Former senator and presidential candidate John Edwards arrives at federal court in Greensboro, North Carolina on Tuesday, May 1, 2012. Edwards is accused of campaign finance corruption for allegedly illegally using donor funds to cover-up an extra-marital affair which lead to the birth of a child.
GREENSBORO, North Carolina (CNN) -- The attorney for a 101-year-old billionaire donor whose money is at the center of John Edwards' corruption trial told jurors Monday that his client knew the hundreds of thousands of dollars she gave the former U.S. presidential candidate was not a campaign contribution.
Alex Forger said his client, Rachel "Bunny" Mellon, "liked John Edwards as an individual" and supported him, giving the ex-senator $725,000.

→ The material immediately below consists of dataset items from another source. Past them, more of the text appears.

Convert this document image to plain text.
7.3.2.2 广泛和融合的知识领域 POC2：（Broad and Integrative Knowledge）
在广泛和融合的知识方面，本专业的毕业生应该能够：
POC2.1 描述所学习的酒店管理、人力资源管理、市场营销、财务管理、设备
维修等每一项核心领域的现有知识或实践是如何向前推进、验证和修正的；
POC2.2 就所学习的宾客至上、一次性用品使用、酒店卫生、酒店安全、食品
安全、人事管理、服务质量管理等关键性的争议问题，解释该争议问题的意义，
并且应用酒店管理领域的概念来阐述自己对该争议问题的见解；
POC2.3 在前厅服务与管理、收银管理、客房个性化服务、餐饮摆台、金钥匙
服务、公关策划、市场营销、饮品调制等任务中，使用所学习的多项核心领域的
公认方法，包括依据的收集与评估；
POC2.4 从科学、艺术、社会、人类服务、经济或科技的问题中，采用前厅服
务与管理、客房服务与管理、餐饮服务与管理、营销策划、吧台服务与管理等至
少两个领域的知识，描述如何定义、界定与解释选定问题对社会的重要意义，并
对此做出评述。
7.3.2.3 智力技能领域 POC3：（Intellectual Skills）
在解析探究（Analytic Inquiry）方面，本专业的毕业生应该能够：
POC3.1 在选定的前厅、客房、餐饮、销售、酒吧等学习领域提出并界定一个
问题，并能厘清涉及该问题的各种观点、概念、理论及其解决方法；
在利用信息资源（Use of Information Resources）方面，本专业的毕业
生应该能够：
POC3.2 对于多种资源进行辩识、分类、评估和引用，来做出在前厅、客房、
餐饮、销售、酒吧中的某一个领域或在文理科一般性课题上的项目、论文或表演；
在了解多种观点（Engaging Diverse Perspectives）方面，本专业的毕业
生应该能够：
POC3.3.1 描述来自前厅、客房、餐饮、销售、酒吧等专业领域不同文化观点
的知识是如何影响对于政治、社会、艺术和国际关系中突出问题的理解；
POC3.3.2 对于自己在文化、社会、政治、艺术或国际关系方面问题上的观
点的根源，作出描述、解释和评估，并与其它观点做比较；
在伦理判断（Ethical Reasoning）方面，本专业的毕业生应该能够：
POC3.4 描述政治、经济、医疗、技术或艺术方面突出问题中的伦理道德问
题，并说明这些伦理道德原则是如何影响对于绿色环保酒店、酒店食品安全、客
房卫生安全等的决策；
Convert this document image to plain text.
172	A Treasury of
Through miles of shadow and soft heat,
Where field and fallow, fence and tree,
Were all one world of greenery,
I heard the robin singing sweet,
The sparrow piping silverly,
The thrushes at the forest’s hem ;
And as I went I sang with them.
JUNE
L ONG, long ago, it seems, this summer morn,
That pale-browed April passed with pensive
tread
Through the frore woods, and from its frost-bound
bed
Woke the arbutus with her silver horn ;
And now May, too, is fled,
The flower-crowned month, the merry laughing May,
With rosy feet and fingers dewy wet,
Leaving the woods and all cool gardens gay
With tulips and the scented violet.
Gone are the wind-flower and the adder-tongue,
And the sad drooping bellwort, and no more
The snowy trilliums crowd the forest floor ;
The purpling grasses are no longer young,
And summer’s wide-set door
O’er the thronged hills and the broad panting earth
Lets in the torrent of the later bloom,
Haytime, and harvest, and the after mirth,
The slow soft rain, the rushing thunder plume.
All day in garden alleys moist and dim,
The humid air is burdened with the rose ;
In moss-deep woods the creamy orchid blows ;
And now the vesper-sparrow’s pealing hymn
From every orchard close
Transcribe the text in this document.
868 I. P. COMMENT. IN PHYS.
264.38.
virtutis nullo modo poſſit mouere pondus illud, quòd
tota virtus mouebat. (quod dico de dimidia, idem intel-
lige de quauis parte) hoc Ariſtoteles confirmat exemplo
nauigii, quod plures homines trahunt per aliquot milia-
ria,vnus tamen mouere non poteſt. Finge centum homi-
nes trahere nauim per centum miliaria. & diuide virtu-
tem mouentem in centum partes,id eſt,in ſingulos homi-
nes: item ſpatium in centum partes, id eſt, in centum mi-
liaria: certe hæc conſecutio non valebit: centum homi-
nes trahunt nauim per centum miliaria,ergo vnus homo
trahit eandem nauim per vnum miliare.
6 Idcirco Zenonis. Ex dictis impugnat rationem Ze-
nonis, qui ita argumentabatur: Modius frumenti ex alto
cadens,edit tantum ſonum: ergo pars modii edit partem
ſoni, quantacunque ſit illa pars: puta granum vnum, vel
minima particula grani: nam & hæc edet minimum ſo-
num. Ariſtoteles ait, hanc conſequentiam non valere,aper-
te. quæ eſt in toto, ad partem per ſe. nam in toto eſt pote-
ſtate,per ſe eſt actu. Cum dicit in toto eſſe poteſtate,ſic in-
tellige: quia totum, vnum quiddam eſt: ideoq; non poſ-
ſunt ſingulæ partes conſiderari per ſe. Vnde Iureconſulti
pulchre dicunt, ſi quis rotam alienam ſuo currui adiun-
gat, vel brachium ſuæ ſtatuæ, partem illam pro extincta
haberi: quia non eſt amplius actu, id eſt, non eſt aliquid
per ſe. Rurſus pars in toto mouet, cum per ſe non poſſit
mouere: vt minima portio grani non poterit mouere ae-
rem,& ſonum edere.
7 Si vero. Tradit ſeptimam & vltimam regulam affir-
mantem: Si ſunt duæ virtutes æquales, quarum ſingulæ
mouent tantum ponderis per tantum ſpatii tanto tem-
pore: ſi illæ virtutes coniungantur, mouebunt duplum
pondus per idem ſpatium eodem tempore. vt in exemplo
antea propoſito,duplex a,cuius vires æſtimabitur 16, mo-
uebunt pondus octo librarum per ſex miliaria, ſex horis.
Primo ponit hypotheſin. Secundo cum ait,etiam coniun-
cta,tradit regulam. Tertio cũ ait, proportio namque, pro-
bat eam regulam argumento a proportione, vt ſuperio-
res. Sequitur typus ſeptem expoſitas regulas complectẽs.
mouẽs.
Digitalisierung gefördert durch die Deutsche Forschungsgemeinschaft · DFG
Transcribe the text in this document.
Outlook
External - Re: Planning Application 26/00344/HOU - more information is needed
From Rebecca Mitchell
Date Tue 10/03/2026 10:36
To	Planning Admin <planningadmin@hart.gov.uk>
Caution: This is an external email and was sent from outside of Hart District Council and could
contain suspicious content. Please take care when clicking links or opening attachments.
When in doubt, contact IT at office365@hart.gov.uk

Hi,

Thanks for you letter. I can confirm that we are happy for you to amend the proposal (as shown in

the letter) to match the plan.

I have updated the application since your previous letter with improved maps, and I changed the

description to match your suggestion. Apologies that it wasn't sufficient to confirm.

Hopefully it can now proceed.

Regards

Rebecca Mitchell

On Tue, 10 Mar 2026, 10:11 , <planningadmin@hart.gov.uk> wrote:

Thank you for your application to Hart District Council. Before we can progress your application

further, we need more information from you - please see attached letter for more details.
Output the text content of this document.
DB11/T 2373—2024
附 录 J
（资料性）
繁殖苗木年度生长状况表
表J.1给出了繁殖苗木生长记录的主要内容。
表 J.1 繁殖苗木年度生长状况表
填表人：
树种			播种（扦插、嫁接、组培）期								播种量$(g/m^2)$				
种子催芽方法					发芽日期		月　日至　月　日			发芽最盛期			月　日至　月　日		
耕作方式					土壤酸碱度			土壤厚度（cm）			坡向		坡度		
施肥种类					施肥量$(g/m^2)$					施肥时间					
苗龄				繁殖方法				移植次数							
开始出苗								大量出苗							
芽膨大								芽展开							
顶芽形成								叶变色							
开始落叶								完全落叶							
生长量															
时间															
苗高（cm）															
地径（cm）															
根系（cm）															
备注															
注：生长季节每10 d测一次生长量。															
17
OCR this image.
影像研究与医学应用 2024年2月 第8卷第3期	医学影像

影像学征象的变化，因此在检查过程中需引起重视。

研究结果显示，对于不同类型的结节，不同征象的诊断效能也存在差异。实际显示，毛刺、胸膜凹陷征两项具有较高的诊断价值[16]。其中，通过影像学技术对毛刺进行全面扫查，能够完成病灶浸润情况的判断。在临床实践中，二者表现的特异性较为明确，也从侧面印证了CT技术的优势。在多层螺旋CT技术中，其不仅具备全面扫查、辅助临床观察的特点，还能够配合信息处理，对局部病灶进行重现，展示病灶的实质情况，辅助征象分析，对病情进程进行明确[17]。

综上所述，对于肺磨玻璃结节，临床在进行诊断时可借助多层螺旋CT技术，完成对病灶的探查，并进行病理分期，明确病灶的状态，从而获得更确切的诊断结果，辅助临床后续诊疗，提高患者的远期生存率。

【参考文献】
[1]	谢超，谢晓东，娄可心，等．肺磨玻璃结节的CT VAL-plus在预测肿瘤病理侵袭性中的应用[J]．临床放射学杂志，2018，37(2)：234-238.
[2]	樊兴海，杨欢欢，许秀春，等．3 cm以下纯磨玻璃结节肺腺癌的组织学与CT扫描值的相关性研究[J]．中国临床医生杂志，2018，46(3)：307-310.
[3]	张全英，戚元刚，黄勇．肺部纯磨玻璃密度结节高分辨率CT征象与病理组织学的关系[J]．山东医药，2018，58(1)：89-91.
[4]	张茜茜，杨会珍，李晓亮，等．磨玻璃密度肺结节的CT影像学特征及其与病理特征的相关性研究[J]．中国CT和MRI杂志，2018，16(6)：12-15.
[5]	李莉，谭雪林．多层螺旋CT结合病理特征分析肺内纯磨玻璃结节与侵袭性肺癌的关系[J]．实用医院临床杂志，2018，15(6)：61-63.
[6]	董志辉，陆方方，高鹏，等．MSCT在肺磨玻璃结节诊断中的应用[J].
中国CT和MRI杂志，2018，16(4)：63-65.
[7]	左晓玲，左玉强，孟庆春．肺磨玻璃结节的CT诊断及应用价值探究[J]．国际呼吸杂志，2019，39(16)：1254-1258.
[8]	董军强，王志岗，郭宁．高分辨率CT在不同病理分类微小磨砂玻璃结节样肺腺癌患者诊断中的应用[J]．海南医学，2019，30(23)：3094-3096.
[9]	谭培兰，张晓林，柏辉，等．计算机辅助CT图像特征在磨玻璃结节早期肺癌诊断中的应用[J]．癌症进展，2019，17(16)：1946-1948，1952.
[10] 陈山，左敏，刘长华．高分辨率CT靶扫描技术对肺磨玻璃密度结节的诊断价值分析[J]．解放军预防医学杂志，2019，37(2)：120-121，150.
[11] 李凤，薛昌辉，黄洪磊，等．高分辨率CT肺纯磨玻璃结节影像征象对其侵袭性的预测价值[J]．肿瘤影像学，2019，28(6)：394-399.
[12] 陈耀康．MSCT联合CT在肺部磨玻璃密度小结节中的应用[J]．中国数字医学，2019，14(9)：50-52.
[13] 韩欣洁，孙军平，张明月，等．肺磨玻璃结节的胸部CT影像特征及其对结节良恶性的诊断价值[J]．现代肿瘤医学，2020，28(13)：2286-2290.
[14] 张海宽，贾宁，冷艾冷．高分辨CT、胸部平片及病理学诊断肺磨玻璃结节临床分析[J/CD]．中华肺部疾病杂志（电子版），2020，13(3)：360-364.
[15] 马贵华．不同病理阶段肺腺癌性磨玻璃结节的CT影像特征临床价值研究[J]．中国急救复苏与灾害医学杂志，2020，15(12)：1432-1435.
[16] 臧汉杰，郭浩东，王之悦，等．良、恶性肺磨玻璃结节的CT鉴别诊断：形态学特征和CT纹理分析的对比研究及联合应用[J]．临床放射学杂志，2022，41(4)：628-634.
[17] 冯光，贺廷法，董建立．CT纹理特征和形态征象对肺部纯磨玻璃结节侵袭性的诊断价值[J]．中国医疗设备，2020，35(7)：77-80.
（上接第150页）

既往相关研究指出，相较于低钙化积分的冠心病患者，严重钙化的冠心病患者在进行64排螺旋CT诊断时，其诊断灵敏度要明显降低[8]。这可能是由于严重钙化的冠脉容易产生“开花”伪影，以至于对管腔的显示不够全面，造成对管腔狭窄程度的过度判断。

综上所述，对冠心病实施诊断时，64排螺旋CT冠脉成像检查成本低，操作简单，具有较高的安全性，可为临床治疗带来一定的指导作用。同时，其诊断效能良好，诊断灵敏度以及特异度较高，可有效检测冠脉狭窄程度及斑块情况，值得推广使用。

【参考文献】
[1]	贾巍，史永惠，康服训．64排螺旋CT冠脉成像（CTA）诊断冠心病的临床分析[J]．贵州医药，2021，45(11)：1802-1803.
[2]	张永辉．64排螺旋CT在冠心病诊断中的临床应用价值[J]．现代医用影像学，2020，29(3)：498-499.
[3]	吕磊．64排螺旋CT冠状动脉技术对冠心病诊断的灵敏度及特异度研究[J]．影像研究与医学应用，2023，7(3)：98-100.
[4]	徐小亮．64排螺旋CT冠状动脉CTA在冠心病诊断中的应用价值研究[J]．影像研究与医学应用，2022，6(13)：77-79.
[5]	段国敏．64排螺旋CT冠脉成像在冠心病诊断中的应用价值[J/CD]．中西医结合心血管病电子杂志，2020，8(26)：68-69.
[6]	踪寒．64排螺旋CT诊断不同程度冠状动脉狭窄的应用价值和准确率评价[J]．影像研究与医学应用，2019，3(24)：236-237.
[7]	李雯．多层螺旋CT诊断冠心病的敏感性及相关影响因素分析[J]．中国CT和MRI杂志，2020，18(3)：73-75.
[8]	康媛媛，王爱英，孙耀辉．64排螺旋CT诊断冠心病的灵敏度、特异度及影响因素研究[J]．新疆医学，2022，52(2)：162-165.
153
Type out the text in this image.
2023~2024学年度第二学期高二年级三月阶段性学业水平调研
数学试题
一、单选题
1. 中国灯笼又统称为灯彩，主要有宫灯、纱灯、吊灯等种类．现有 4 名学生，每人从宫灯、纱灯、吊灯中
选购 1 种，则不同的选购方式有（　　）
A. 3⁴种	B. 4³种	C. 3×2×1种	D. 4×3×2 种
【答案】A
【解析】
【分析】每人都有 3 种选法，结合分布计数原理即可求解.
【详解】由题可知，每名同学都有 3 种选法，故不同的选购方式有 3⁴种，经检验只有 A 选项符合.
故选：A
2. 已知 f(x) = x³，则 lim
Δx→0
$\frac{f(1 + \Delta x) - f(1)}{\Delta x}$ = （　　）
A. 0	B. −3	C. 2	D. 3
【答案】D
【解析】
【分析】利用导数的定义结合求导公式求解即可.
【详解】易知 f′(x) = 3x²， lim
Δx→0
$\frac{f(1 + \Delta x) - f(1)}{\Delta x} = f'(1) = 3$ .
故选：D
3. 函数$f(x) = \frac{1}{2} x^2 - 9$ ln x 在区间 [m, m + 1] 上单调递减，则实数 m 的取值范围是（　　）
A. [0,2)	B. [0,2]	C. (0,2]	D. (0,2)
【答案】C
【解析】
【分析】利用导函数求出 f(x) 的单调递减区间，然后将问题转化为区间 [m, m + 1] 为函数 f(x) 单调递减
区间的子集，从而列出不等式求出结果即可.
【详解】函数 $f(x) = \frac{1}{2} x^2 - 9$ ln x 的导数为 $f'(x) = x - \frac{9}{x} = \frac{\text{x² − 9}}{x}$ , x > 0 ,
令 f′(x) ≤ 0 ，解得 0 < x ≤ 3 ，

But he said Mellon had "no doubt" that at least some of it wasn't for Edwards' campaign.
Mellon's donations, at least in part, were used to conceal the former senator's mistress, Rielle Hunter, whom he later admitted to having an affair and fathering a child with while seeking the Democratic Party's 2008 presidential nomination.
Forger had earlier recalled in federal court in Greensboro, North Carolina, that he became aware of the ruse in September 2007 when his client almost bounced a $150,000 check.
Edwards has pleaded not guilty. He could face up to 30 years behind bars if convicted.
His attorneys said the former U.S. senator from North Carolina was unaware of the scheme, which violates campaign finance laws, blaming aide Andrew Young, who had claimed paternity of Edwards' child during the campaign.
Young admitted during questioning that he used some donations for his own personal benefit -- particularly to fund construction of a home that included a pool and a theater.
But prosecutors said Edwards broke federal law by accepting Mellon's money and more than $200,000 from the late Fred Baron, a Texas lawyer who was his finance chairman.
That money was used to pay for Hunter's living and medical expenses, travel and accommodations to keep the mistress out of sight, while Edwards made his second White House run, according to prosecutors.
Analysts said Edwards' knowledge of the finance scheme remains a central question of whether or not to convict the former politician on corruption charges.